There is no room for the scared inside the circle of the sacred. What is holy is free of fear.
It's odd how the words sacred and scared sound so much alike. With the exchange of but two letters, scared becomes its opposite just as fear is the opposite of Love. And the only effective treatment for fear is Love.
One message that comes from many in our country is that a great way to deal with fear is to keep a gun nearby. After all, the American Constitution, written in the wake of the Revolutionary War by men raised in primitive surroundings, protects our right to bear arms.

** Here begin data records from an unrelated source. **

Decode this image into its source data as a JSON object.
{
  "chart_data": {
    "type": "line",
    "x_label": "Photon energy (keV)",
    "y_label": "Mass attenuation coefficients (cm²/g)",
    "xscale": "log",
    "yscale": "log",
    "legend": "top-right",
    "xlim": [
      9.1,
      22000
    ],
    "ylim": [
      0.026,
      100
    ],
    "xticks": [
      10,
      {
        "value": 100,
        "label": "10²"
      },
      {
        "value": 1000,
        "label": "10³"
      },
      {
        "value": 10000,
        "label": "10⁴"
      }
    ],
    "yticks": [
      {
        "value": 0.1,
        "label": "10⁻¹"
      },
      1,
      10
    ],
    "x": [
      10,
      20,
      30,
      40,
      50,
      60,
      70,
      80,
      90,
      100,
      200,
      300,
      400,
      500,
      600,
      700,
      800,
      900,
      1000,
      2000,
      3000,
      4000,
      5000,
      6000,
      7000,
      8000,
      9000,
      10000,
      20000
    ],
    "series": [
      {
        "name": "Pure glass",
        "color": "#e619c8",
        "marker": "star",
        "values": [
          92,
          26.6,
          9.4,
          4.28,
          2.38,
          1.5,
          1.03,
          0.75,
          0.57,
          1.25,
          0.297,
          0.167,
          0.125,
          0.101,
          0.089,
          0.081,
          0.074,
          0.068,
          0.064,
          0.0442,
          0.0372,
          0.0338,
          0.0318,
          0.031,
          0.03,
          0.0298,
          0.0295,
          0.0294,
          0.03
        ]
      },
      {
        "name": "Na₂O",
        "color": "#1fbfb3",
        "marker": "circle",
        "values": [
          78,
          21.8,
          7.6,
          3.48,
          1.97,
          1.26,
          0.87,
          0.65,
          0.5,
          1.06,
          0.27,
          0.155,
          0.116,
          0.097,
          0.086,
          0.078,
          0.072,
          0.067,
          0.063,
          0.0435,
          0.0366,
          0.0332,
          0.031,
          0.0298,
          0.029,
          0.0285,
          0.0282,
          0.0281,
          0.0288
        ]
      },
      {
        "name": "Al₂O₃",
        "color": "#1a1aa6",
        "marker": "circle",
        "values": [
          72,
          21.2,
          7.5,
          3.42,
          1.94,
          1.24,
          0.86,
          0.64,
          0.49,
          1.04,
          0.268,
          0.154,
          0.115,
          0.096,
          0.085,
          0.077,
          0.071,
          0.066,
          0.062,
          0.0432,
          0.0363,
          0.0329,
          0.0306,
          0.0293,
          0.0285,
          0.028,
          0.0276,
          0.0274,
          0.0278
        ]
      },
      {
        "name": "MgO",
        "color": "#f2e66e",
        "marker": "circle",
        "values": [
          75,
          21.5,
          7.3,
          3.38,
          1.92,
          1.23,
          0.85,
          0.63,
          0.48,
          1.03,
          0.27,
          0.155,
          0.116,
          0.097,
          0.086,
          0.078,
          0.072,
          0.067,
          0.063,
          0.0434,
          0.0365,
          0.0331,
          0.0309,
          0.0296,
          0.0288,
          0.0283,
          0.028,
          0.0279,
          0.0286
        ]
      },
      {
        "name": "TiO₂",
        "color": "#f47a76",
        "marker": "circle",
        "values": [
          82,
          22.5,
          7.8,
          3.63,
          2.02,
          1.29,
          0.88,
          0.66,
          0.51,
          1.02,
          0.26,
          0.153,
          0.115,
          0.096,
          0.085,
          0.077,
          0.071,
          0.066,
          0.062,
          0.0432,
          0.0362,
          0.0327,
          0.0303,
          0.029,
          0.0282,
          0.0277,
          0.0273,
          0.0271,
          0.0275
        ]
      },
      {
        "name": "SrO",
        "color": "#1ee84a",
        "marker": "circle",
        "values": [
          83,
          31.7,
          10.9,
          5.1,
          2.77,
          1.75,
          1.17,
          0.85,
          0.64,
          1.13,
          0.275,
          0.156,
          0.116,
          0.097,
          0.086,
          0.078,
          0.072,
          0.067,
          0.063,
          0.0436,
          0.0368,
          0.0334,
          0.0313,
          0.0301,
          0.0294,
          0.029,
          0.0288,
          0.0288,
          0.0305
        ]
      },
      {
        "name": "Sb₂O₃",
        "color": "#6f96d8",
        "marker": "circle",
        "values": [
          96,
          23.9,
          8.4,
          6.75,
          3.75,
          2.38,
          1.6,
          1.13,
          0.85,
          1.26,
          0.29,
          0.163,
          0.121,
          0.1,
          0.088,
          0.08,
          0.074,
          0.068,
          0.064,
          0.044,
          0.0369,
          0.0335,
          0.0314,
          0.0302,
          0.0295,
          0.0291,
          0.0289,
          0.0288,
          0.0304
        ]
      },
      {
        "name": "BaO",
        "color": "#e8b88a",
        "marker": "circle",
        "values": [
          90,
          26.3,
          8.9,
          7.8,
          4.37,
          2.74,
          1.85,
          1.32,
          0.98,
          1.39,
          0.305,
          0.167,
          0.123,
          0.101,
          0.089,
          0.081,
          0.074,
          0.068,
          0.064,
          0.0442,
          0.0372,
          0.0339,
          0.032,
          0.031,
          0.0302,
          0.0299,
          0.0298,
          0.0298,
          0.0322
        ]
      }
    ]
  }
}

My father, raised in part on his grandfather's farm, raised me with guns. He taught me to respect them rather then to be scared by them. Hunting was a sacred ritual in his eyes. His grandfather, a veteran of the Civil War, had used guns to kill for food as well as to protect himself. Guns were a good thing, I was taught.
I shot my first rabbit with a blast from my .410 gauge shotgun at a distance of eighty feet (my proud father stepped it off.) But, as a kid, I was appalled to discover, upon approaching my victim, that the rabbit was still alive. A blow from the butt of my father's gun ended that.
I knew I was supposed to be tough as well as proud so I accepted Dad's congratulations. Inside, I felt sickened that I had killed not for food, but for fun.
So often we, as caregivers, pick the wrong weapons to deal with our life and our fears. Doctors over treat because they are scared of lawsuits. Many nurses follow rules slavishly even if adherence is damaging to loving care. When they do this, they act from fear and defeat the sacred.,
Saint Thomas Beckett, who fought for the church against the power of King Henry II, is reported to have said, "We are all God's fools." I saw that recently when I decided to nurture the memory of the gun-loving days of my childhood. For the first time since I wa a kid, I went to a local shooting range, rented a 9 mm pistol, and went through a box of shells firing at a target. Somehow, it seemed like it would be fun to shoot, this time, not at an animal but at a paper rectangle.
What struck me was the looks on the faces of the others I saw there. I didn't see men comforted by guns. Instead, I saw fear in their eyes. Scared, they go to guns for comfort and thus push back the sacred from their lives.
What fools we are to think that violence can protect us or that science is our only weapon to treat illness. Jesus carried no weapon but Love. Why do we think we need any more than that?